# synaptics touchpad not working  with kernel 2.6.35

## v_andal

Today I've decided to switch from 2.6.34 to 2.6.35 kernel in hope that this would fix the shutdown problem on my laptop.

It really did, but when I started X, I didn't find the mouse pointer. There are no errors in Xlog. The synaptics driver is loaded and uses evdev. If I click the right button of the touchpad, then I get popup menu. But the pointer is not visible and looks like the motion of it is sporadic (judging from the input focus jumping).

I've tried to recompile synaptics driver, but this didn't help. Any advice?

----------

## audiodef

That must be really frustrating. Did you check for an updated synaptics driver?

----------

## v_andal

No, I didn't. Currently I have stable version of xorg installed, and newer driver for synaptics does not work with this version. It means that I would have to install

unstable xorg. I'm not sure I want to do it yet. I just got the stable version to work  :Smile: 

If the synaptics got broken because of incompatibility, and newer version would fix things, then I'll wait till newer versions become stable. Some time of stability would be good   :Rolling Eyes: 

----------

## audiodef

You could try downgrading Xorg, too.

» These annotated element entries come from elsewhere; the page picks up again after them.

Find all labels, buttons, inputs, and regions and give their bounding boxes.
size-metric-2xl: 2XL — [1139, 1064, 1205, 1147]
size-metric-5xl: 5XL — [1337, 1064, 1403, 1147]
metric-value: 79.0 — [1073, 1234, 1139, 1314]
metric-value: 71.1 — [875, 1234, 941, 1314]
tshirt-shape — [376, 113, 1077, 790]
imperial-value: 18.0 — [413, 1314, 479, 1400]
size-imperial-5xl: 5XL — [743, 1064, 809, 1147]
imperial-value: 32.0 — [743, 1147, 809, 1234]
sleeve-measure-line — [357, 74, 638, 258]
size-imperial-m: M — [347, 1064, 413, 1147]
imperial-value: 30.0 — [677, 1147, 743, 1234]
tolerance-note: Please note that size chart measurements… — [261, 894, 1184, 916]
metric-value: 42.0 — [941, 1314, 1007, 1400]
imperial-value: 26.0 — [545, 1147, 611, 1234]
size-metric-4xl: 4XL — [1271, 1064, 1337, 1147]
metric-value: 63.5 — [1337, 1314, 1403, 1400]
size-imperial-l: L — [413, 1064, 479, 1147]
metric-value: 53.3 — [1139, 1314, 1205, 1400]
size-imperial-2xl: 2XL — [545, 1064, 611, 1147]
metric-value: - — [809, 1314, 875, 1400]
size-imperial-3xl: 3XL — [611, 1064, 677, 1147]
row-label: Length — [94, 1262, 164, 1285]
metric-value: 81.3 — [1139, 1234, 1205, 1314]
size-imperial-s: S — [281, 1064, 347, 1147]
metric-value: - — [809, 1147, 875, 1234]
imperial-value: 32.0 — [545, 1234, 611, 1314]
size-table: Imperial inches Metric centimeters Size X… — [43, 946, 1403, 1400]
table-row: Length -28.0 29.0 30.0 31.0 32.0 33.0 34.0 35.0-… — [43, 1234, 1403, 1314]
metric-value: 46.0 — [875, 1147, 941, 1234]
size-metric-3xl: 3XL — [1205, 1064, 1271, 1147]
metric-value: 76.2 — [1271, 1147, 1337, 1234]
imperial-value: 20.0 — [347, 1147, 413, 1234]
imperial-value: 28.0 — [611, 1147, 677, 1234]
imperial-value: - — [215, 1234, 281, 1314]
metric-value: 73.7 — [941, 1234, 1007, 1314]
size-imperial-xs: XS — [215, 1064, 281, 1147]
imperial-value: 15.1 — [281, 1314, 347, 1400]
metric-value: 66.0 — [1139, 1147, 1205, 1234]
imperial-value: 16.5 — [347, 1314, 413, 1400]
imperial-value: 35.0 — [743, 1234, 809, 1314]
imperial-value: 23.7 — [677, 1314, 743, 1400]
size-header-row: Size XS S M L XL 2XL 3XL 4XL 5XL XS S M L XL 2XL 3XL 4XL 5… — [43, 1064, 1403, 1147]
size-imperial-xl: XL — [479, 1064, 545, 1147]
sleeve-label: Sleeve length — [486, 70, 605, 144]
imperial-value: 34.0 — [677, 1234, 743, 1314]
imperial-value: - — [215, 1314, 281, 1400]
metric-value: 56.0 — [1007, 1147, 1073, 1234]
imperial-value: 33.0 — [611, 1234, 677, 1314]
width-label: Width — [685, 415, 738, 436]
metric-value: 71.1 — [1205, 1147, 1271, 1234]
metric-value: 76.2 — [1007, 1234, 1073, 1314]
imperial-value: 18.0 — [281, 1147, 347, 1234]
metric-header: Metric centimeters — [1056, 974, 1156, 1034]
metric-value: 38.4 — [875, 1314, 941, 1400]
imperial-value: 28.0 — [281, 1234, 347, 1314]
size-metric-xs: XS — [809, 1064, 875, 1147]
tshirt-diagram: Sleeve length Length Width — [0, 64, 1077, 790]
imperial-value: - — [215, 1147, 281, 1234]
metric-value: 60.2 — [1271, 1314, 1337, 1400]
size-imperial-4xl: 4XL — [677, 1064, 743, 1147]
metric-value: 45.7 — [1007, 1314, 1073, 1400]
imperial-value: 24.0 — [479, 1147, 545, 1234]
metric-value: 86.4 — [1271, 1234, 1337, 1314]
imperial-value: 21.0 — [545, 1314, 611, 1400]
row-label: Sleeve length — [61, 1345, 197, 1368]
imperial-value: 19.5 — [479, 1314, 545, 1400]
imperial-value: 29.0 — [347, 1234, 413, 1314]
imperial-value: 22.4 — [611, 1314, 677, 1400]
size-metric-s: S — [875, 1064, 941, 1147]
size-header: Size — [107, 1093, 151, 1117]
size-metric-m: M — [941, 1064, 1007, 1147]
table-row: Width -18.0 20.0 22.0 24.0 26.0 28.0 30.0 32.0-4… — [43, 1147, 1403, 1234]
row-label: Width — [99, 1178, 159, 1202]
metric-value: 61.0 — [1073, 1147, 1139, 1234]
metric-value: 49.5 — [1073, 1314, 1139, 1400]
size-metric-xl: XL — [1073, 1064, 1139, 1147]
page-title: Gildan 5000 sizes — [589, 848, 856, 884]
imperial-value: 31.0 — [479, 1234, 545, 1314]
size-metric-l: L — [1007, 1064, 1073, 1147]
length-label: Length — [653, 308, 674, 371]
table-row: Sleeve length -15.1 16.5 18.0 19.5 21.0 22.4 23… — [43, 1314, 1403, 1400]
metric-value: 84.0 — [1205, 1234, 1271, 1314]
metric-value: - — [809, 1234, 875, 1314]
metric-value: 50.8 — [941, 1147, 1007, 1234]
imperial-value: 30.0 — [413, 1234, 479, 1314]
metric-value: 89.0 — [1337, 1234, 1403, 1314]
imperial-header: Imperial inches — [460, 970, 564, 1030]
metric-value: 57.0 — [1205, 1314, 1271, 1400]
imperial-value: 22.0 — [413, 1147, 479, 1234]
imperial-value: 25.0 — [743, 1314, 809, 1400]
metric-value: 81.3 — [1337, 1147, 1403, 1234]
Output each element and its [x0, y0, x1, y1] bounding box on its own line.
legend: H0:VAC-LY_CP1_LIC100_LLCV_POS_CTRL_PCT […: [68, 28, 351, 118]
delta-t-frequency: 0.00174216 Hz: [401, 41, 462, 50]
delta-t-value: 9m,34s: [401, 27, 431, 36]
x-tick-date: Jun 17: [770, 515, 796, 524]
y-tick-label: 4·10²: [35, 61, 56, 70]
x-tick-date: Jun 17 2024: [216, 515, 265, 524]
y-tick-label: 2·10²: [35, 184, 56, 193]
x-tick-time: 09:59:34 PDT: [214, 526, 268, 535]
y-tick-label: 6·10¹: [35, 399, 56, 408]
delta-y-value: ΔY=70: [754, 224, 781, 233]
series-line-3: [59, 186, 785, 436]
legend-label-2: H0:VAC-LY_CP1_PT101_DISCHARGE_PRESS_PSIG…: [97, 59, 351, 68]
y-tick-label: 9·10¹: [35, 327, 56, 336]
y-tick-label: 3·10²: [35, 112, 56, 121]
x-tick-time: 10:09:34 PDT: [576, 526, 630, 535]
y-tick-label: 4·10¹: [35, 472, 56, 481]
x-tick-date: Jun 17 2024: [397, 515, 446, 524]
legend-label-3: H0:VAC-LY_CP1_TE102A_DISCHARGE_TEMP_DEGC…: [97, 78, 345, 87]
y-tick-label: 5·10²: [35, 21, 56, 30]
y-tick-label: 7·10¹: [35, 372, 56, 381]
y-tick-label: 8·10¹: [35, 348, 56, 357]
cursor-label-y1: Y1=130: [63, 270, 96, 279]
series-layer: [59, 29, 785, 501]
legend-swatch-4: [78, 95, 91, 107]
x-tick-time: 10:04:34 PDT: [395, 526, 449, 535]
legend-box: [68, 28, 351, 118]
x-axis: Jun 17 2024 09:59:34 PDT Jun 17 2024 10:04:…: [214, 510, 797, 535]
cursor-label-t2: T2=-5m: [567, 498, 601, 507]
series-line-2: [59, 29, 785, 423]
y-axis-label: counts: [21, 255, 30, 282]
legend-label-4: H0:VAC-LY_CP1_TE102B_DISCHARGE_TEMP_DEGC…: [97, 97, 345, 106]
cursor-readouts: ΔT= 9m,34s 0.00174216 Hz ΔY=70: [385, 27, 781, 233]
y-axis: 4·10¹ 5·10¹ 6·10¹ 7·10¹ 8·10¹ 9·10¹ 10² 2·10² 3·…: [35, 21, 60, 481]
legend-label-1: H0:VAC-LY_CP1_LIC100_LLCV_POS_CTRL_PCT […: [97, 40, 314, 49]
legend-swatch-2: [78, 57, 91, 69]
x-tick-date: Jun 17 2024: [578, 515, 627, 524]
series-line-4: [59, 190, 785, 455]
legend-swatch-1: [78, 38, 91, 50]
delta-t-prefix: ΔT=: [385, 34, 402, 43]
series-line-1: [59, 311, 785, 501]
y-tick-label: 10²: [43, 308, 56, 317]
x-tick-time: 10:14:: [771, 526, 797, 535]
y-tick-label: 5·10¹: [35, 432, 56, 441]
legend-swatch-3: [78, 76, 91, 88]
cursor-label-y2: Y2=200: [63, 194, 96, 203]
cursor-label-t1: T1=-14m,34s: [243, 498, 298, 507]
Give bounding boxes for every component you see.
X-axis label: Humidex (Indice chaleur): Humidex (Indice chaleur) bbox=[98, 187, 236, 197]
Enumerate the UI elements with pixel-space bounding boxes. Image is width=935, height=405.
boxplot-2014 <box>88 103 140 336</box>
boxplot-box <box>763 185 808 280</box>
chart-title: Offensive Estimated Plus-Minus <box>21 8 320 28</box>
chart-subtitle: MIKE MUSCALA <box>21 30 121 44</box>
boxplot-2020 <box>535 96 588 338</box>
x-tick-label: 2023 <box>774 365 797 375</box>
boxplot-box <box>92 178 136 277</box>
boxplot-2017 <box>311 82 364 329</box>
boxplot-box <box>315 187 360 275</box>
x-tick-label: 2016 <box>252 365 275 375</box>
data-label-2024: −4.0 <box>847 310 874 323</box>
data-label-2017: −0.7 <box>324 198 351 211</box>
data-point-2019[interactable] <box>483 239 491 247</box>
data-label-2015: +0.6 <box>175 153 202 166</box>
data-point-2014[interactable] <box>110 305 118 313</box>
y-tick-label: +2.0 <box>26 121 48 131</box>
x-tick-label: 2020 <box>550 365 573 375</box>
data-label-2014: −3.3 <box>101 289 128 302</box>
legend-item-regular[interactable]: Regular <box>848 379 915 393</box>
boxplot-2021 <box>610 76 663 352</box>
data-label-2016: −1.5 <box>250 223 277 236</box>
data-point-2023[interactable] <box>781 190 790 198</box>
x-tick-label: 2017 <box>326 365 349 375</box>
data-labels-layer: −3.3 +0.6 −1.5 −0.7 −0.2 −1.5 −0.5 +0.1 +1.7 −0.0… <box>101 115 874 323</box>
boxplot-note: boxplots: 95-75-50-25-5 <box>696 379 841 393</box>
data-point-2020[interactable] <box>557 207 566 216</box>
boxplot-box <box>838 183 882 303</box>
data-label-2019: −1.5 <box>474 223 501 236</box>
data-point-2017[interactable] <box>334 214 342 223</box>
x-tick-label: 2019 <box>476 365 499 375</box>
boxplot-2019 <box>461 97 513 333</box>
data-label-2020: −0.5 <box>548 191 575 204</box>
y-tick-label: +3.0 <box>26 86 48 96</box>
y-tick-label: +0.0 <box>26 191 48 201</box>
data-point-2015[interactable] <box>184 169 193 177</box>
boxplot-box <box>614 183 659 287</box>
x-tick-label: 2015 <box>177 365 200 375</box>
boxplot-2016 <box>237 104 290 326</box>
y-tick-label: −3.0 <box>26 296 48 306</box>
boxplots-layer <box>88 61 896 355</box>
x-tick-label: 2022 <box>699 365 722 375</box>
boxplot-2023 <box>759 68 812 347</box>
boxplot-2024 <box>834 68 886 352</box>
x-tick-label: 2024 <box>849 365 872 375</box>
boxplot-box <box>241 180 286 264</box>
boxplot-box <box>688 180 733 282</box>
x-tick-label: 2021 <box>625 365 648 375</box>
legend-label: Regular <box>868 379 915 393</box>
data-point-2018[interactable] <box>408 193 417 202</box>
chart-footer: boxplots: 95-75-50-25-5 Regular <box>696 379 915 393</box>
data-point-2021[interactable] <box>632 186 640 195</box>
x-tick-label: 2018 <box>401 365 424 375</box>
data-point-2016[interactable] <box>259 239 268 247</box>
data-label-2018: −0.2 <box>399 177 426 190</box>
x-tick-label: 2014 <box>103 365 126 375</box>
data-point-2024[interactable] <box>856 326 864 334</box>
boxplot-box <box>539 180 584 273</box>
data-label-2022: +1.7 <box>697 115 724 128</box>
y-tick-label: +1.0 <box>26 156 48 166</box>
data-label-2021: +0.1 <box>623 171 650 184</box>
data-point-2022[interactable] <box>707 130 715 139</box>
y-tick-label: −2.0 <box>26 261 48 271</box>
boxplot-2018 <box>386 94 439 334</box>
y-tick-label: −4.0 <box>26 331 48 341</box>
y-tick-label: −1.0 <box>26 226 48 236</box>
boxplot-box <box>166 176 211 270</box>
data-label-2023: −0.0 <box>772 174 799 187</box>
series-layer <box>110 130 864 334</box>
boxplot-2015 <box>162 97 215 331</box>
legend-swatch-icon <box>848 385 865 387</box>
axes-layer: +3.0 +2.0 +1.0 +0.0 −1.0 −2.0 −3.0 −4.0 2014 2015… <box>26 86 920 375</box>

I have to, in order to use an nvidia driver with acceleration and DRI. Whatever works, right?

----------

## nazriel

I think you have to go back for 2.6.34

It seems to be a kernel bug somehow.

When I tried 2.6.35 same occurs to me, invisible cursor but bouncing icon is there.

Lets wait for 2.6.35-r5  :Wink: 

----------

## DMoL

My touchpad at my new eMachines laptop isn't even recognised as synaptic touchpad : kernel (2.6.35) identifies it as generig PS/2 mouse  :Sad: . I already done an bug report at kernel.org, but there is no any motion yet  :Sad: 

----------

## v_andal

Finally. Version 2.6.35-gentoo-r9 fixes the problem with touchpad! At least for me  :Smile:  Great work!

----------